Jessie Borgman and Christine I. McClure recount how the opportunity to both teach and take courses online allowed them to develop professionally and pursue rewarding careers.
The writers are long-time contingent teachers with wide experience in online environments. Both are pursuing PhDs in technical communication programs. MClure takes both face-to-face and online courses, while Borgman’s are all online (A3). As they pursue their graduate studies, they have both experienced teaching full loads as contingent faculty, taking on multiple courses at a range of institutions (A4-A5).
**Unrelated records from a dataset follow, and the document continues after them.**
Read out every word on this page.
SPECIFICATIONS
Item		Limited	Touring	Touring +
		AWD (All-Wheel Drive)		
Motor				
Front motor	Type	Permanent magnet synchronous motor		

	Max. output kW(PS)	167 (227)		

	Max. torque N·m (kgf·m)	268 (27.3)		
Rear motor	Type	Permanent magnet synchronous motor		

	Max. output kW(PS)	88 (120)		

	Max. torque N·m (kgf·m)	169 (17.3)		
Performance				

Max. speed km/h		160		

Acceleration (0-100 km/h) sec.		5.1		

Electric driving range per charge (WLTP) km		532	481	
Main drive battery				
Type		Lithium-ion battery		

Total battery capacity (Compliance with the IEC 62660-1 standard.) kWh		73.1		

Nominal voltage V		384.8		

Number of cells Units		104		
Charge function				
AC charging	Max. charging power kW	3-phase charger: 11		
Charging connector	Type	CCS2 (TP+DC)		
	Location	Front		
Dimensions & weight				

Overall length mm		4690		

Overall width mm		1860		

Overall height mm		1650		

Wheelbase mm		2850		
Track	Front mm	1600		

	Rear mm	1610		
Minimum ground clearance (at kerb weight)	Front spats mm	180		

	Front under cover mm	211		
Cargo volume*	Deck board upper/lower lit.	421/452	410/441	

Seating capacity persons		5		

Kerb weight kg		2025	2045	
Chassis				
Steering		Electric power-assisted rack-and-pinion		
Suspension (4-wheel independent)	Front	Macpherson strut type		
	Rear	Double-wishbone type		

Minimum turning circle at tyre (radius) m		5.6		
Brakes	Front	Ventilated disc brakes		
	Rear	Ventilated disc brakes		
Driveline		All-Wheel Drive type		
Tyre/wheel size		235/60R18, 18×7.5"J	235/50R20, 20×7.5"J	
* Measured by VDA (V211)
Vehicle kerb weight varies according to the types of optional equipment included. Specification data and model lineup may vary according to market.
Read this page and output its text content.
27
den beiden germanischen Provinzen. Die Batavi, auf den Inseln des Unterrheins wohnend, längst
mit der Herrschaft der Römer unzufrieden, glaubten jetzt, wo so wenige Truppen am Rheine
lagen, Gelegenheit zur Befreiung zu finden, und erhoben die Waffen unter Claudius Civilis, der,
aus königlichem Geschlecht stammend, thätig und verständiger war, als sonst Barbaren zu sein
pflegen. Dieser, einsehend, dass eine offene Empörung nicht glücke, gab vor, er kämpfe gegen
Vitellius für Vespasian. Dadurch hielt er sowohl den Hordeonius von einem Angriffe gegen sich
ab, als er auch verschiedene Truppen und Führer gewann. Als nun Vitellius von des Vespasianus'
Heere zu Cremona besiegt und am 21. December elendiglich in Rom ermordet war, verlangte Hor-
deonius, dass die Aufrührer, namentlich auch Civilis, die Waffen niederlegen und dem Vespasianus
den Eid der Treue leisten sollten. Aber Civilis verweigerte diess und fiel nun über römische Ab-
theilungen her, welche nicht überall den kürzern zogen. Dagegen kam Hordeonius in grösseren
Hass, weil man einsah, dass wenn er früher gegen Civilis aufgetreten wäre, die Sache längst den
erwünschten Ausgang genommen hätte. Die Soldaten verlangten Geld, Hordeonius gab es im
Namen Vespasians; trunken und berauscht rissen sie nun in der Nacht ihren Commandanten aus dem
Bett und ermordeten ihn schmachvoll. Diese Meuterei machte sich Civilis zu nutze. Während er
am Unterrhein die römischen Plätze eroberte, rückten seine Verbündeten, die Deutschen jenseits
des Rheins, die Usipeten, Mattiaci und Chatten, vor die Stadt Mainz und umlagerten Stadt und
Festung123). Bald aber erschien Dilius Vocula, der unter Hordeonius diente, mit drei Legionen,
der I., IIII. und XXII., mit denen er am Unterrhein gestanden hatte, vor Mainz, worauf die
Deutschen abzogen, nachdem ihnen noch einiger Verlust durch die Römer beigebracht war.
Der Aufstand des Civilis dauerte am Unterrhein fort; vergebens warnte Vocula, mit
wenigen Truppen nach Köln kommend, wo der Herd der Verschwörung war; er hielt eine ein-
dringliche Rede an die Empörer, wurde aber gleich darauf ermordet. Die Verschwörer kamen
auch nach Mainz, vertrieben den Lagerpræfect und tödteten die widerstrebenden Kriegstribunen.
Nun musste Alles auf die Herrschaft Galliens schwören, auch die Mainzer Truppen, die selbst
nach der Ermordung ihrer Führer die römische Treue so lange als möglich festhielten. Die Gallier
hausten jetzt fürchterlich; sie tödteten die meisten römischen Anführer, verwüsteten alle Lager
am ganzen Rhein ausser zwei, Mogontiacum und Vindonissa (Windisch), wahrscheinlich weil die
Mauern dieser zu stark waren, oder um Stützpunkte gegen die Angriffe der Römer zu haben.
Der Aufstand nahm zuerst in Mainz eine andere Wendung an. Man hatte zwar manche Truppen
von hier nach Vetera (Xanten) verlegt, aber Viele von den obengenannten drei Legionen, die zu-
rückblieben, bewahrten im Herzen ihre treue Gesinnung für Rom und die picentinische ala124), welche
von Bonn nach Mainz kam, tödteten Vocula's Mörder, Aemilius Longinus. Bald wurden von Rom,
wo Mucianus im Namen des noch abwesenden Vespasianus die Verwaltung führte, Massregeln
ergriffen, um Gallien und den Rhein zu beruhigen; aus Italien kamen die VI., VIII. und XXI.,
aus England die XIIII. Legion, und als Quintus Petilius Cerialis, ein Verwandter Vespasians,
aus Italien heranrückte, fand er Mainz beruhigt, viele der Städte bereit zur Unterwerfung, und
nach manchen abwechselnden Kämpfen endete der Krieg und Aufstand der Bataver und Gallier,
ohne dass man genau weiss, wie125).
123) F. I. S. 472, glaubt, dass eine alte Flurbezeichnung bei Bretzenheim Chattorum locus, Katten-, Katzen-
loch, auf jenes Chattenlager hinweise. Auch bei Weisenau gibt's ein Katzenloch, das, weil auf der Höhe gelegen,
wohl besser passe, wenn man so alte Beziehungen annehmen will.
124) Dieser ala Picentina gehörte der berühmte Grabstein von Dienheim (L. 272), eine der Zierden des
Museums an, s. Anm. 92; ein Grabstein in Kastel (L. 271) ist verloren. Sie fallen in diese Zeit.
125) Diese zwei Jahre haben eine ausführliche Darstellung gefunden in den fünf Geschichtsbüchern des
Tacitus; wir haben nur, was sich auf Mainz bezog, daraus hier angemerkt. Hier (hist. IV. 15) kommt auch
They note that they encounter negatives common to contingent positions, such as pay levels not commensurate with their professional standing (A4), “identity issues,” and “lack of professional development opportunities” (A5). They report heavy workloads, including the need to read and respond to a huge amount of student work, to keep with their own coursework, and to continue their own research and writing (A4). They write that this workload has affected their stress levels, their abilities to find time for their families, and their health (A4).
However, the authors contend that their strategies for dealing with these characteristics of their teaching jobs as well as their PhD coursework have allowed them to pursue career directions that would not have been possible without online education. Acknowledging literature that claims that online teaching is more time- and energy-intensive than face-to-face work (A4), Borgman and McClure simultaneously find the ability to work online both as teachers and as students “freeing” (A3).
A strategy they cite as both freeing and enabling is the recognition that they are not tied to “9-to-5 lives”: they “must always be prepared to do what [they] can when [they] can.” They characterize this situation as “a new fluid workspace” that has allowed them to meet demands that would otherwise be impossible (A4).
They also note personal characteristics they believe contribute to their achievements. These include being “extremely organized,” “highly motivated,” and possessed of “excellent time management skills” (A3). They have developed the ability to use synched calendars to coordinate the many intersecting threads of their job, coursework, and home requirements (A5-A6).
The lack of professional development led them to accumulate their own strategies over their years of teaching; they cast their decisions to enter PhD programs as a desire for “more” (A5). They also find that their coursework has led to networks and collaborative alliances that allow them to grow “more confident” about their career trajectories (A5).
One advantage they cite for their online trajectories is the ability to avoid heavy debt loads. They find that flexibility in their programs and employment allows them to take time off as needed to accumulate funds and that financial assistance may often be available from institutions where they work and study (A6).
Borgman enjoys the freedom afforded by contingent work, as well as the opportunity to teach at a wide range of institutions; she does not seek tenure-track employment. McClure notes the value of the benefits she now receives in her current full-time position as an instructor, but is pursuing her research agenda to work toward a tenure-track job (A6).
The authors stress that working online as contingent faculty and studying online need not, “at least for some,” be a “disadvantage” (A6).
Being online students and educators has been more of a blessing in both our lives than a hindrance; we have been able to pursue more opportunities than we had imagined. (A6-A7).